Por culpa de aquello, él no estuvo junto a mi madre cuando ella más lo necesitaba.

Aquel dato a él le pasó por alto, como toda mi infancia y parte de mi adolescencia. Odiaba los videojuegos que él me regalaba, paradójicamente hoy los vendo en masa. Gracia divina.
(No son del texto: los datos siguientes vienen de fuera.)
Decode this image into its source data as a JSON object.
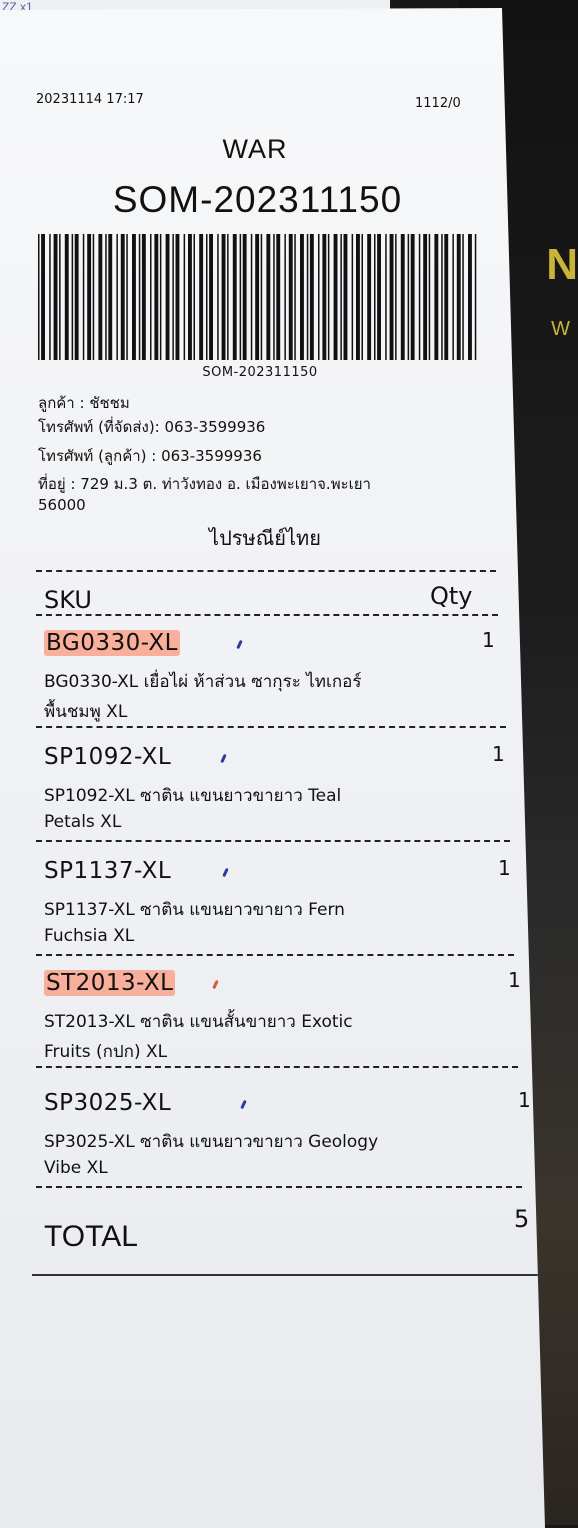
{
  "background": {
    "brand_partial": "N",
    "brand_sub_partial": "W",
    "scribble": "ZZ x1"
  },
  "receipt": {
    "datetime": "20231114 17:17",
    "code_top_right": "1112/0",
    "shop": "WAR",
    "order_id": "SOM-202311150",
    "barcode_text": "SOM-202311150",
    "customer_line": "ลูกค้า : ชัชชม",
    "phone_shipping": "โทรศัพท์ (ที่จัดส่ง): 063-3599936",
    "phone_customer": "โทรศัพท์ (ลูกค้า) : 063-3599936",
    "address_line1": "ที่อยู่ : 729 ม.3 ต. ท่าวังทอง อ. เมืองพะเยาจ.พะเยา",
    "address_line2": "56000",
    "carrier": "ไปรษณีย์ไทย",
    "col_sku": "SKU",
    "col_qty": "Qty",
    "items": [
      {
        "sku": "BG0330-XL",
        "qty": "1",
        "desc1": "BG0330-XL เยื่อไผ่ ห้าส่วน ซากุระ ไทเกอร์",
        "desc2": "พื้นชมพู XL",
        "highlight": true,
        "tick_color": "#2a3b9a"
      },
      {
        "sku": "SP1092-XL",
        "qty": "1",
        "desc1": "SP1092-XL ซาติน แขนยาวขายาว Teal",
        "desc2": "Petals XL",
        "highlight": false,
        "tick_color": "#2a3b9a"
      },
      {
        "sku": "SP1137-XL",
        "qty": "1",
        "desc1": "SP1137-XL ซาติน แขนยาวขายาว Fern",
        "desc2": "Fuchsia XL",
        "highlight": false,
        "tick_color": "#2a3b9a"
      },
      {
        "sku": "ST2013-XL",
        "qty": "1",
        "desc1": "ST2013-XL ซาติน แขนสั้นขายาว Exotic",
        "desc2": "Fruits (กปก) XL",
        "highlight": true,
        "tick_color": "#e0532d"
      },
      {
        "sku": "SP3025-XL",
        "qty": "1",
        "desc1": "SP3025-XL ซาติน แขนยาวขายาว Geology",
        "desc2": "Vibe XL",
        "highlight": false,
        "tick_color": "#2a3b9a"
      }
    ],
    "total_label": "TOTAL",
    "total_value": "5"
  },
  "colors": {
    "highlighter": "#ff7850",
    "pen_blue": "#2a3b9a",
    "paper": "#f3f4f7"
  }
}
A los dieciséis años de edad, me instó a acompañarlo a un viaje de negocios a la capital, decía que tenía algo importante que mostrarme por allá. Aquella fue la primera vez que vería la ciudad de Tokio, con su inmensidad atrayente y sus luces de neón decorando las calles. Fue un viaje mágico, en el que llegué a creer que verdaderamente mi padre, quería buscar el tiempo perdido entre nosotros y acogerlo como a un viejo amigo para hacer las paces. ¡Que ingenua fui! Eran otros tiempos. Era demasiado joven y no entendía a los adultos.

A la hora de la cena, nos citamos en un elegante restaurante y esperamos frente a un cálido té verde. Al principio, no supe qué había que esperar, pues durante ocho años no éramos más que él y yo. Hasta aquella noche, que pasamos a ser él, Saeko, mi hermana y yo.